Specjaliści z T-Mobile postanowili zbudować bota, który będzie odpowiadał na najczęściej zadawane pytania. Można powiedzieć, że wykorzystali bota do stworzenia bardzo rozbudowanego FAQ. Dzięki temu, nie musimy dzwonić na infolinię, czekać kilkadziesiąt minut na połączenie. Odpowiedzi na większość zadawanych pytań możemy uzyskać w ciągu kilkunastu sekund przez Messengera.

 

Wnioski nasuwają się same. Umiejętne wykorzystanie narzędzi do tworzenia botów jest w stanie całkowicie zrewolucjonizować i ułatwić komunikację na linii marka-klient. Najbardziej zadowalające w tym wszystkim jest to, że te narzędzia są stale rozwijane.
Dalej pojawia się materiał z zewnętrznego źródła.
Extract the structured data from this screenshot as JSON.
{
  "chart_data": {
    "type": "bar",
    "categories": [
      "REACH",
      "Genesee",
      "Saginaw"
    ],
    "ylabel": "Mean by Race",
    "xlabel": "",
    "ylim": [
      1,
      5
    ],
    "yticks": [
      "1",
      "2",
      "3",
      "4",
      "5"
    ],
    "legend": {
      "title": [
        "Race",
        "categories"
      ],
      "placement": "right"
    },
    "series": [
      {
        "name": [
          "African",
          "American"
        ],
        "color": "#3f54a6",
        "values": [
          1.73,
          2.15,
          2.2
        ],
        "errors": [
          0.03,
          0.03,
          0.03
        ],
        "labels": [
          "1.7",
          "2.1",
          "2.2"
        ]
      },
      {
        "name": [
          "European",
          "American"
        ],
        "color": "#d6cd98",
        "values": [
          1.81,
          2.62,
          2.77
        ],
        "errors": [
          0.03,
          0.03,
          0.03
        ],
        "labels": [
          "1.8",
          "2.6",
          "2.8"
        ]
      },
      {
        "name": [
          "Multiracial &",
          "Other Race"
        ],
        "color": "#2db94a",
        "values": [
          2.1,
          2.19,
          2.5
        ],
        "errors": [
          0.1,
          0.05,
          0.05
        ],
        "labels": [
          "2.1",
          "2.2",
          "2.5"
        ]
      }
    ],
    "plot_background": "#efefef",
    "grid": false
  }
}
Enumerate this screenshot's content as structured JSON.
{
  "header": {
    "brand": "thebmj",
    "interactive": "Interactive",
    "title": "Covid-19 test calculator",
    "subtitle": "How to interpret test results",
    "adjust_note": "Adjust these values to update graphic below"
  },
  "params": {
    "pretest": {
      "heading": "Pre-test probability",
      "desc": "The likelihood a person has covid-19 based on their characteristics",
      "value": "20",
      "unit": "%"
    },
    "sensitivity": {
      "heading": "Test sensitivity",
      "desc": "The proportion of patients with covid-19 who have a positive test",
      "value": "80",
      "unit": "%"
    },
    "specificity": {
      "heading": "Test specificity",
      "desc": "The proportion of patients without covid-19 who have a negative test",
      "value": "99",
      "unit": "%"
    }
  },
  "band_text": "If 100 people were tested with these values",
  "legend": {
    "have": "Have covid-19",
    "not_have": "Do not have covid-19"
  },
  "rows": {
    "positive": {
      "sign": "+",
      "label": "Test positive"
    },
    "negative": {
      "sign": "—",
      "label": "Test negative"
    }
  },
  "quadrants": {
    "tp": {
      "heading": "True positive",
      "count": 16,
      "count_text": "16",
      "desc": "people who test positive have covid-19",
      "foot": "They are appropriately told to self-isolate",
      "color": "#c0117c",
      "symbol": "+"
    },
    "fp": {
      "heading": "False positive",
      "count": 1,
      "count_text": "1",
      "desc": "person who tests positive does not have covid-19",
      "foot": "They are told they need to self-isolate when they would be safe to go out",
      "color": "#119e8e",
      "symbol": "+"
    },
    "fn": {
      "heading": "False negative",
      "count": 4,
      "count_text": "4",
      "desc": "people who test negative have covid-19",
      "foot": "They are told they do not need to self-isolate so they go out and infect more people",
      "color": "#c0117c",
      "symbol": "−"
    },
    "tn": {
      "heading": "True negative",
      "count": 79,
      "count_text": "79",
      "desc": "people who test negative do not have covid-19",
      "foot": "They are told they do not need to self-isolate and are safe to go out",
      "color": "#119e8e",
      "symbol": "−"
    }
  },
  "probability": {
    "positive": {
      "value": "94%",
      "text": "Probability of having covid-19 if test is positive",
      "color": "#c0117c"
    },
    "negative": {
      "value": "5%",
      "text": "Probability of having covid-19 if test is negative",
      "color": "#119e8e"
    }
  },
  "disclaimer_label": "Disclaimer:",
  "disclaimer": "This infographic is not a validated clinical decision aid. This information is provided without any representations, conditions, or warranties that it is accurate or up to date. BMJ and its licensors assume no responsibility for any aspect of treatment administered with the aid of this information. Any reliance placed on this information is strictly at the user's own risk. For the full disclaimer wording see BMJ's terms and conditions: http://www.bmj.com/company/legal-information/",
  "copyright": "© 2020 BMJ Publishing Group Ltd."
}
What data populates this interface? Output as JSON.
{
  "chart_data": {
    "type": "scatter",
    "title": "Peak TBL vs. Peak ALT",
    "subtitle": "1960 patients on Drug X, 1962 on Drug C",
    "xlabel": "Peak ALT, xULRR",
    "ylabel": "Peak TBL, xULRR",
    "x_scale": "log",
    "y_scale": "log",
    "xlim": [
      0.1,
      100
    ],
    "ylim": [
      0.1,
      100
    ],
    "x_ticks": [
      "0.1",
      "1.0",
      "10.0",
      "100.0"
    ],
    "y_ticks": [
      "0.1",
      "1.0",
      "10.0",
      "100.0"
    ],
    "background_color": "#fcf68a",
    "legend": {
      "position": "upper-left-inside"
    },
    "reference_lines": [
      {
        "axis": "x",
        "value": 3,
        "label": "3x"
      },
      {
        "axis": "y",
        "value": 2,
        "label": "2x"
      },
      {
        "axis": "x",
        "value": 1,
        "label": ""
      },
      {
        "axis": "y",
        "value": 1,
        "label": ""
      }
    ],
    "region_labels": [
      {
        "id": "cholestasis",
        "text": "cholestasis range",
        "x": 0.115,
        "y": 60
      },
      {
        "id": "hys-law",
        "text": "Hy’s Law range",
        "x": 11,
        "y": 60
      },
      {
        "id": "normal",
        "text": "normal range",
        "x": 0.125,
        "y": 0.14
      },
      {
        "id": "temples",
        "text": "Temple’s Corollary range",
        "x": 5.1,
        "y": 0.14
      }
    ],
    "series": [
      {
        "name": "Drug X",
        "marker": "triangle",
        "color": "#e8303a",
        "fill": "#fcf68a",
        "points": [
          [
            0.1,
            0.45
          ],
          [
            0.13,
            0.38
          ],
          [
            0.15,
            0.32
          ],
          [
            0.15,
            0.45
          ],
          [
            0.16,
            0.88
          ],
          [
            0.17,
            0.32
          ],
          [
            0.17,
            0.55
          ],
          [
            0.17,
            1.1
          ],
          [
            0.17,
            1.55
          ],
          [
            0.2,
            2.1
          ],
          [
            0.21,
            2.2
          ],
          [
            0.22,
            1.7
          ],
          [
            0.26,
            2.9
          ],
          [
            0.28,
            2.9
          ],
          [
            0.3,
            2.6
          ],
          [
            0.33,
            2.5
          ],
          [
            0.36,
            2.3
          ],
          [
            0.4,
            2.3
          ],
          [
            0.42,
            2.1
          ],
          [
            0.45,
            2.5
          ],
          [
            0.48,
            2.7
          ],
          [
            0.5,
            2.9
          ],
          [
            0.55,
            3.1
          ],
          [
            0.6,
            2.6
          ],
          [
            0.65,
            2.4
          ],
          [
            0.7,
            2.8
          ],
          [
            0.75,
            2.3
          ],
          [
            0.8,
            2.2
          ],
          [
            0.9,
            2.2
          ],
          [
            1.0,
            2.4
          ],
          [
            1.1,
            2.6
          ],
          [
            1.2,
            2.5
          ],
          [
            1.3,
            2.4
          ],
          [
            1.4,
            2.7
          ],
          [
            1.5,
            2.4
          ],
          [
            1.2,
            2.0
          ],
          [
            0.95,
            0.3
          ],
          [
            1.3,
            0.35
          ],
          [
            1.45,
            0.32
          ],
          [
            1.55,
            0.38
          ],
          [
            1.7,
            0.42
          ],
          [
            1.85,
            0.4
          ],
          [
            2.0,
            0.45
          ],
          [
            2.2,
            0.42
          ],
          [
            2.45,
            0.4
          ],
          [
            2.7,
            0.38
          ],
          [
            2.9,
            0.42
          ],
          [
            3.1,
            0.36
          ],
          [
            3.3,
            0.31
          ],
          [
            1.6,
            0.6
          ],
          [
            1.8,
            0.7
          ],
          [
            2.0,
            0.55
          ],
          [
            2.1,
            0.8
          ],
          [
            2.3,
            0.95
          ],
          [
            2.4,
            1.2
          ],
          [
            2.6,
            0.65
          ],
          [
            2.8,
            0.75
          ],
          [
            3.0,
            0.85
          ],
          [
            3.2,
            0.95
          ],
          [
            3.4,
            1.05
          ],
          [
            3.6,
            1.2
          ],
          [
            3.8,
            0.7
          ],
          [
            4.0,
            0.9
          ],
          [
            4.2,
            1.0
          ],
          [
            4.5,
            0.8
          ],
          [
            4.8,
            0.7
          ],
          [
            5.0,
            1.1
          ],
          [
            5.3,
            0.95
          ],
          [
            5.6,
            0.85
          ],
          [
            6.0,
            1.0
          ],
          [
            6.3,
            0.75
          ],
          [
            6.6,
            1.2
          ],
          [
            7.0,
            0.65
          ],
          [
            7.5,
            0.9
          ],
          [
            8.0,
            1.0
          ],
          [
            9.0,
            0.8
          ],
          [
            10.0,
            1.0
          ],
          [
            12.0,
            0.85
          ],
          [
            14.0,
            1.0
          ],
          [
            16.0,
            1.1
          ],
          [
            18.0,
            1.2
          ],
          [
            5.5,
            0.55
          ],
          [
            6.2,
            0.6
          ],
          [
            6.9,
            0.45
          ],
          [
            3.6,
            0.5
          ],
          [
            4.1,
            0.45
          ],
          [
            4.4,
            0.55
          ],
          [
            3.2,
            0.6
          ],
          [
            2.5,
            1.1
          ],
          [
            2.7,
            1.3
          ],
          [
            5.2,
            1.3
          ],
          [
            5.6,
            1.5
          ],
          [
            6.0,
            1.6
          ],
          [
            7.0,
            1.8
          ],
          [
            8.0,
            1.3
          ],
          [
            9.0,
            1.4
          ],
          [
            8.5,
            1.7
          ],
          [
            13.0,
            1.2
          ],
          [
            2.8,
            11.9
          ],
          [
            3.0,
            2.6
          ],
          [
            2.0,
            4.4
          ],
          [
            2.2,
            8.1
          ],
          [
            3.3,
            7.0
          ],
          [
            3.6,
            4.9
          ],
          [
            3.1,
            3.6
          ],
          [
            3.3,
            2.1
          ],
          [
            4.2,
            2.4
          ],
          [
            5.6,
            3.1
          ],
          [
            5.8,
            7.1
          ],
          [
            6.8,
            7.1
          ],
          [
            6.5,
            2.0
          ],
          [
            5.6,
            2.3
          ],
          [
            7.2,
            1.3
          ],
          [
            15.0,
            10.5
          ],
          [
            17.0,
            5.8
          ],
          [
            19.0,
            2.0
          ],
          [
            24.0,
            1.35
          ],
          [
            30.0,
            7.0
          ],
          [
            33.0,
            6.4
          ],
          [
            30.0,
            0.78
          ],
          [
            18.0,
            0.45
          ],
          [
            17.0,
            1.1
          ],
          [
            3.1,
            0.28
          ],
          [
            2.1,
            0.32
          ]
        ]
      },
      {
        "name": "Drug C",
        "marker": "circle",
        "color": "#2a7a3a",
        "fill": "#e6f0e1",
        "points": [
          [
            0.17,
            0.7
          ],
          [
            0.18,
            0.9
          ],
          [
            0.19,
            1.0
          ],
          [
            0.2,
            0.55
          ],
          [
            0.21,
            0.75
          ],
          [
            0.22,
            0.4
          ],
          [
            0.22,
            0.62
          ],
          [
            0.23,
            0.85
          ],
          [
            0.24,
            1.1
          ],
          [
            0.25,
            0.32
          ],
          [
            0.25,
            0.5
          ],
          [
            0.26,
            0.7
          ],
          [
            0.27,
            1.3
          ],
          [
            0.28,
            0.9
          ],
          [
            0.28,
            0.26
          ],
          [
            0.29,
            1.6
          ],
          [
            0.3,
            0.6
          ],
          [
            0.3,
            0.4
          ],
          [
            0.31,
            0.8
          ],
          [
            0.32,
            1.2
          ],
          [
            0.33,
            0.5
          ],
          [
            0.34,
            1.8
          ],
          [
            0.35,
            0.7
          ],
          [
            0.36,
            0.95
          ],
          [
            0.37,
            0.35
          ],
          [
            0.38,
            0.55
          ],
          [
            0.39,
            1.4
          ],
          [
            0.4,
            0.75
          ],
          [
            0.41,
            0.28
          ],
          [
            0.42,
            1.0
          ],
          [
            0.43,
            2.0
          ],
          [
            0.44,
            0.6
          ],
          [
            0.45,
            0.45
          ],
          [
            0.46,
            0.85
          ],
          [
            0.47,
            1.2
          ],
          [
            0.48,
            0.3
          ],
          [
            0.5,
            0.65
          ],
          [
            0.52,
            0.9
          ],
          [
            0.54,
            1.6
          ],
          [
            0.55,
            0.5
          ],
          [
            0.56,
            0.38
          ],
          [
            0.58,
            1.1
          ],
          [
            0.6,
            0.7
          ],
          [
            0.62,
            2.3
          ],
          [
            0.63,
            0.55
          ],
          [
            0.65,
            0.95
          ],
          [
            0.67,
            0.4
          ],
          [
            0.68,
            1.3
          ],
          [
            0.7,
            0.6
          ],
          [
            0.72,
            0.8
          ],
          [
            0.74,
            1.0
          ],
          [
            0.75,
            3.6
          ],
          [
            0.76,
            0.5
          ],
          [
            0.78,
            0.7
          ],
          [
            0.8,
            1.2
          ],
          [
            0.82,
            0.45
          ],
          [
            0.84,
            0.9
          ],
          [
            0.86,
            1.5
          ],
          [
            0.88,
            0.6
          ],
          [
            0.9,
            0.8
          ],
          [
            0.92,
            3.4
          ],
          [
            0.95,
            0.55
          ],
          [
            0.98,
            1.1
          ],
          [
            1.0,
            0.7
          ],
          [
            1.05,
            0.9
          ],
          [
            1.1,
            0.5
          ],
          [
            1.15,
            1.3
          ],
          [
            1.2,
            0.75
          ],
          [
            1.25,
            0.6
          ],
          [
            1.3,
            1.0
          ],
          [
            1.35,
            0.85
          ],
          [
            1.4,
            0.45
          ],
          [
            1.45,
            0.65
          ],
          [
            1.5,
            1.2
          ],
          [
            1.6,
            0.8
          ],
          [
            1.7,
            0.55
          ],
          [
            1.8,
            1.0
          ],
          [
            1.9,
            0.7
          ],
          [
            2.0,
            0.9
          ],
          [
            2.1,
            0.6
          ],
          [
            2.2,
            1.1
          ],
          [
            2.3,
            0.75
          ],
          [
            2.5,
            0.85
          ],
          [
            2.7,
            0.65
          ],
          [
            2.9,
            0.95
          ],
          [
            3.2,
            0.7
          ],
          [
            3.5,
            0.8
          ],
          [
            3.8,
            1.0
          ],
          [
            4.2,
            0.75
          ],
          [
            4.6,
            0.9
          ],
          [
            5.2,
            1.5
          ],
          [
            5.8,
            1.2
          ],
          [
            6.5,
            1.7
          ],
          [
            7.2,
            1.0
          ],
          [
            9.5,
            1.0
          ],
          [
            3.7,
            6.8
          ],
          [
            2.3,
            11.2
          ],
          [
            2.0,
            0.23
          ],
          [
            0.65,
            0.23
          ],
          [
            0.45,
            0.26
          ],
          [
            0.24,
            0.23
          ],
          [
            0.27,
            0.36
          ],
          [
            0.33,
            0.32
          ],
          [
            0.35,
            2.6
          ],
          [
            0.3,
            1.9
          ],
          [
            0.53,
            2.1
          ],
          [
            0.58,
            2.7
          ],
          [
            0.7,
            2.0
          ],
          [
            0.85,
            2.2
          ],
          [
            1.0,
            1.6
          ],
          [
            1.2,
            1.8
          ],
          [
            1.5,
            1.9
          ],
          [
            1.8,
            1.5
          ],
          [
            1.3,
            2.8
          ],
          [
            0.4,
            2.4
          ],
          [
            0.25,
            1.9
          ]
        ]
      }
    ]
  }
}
Co jakiś czas możemy testować nowe funkcje i rozwiązania. Dla przykładu, narzędzie Chatfuel zostało ostatnio wzbogacone o możliwość organizacji quizu w messengerze. Dzięki specjalnemu modułowi punkty za poprawne odpowiedzi sumują się automatycznie. Sprawia to, że użytkownik od razu po rozwiązaniu quizu wie, jaki osiągnął wynik – nie musimy więc sami weryfikować czy odpowiedział on poprawnie na dane pytanie.

 

Bardzo się cieszymy, że powstają takie rozwiązania jak chatboty, ponieważ otwierają one wiele nowych możliwości dla marketerów.

A Wy co myślicie? Korzystaliście już z “wirtualnych asystentów”? ????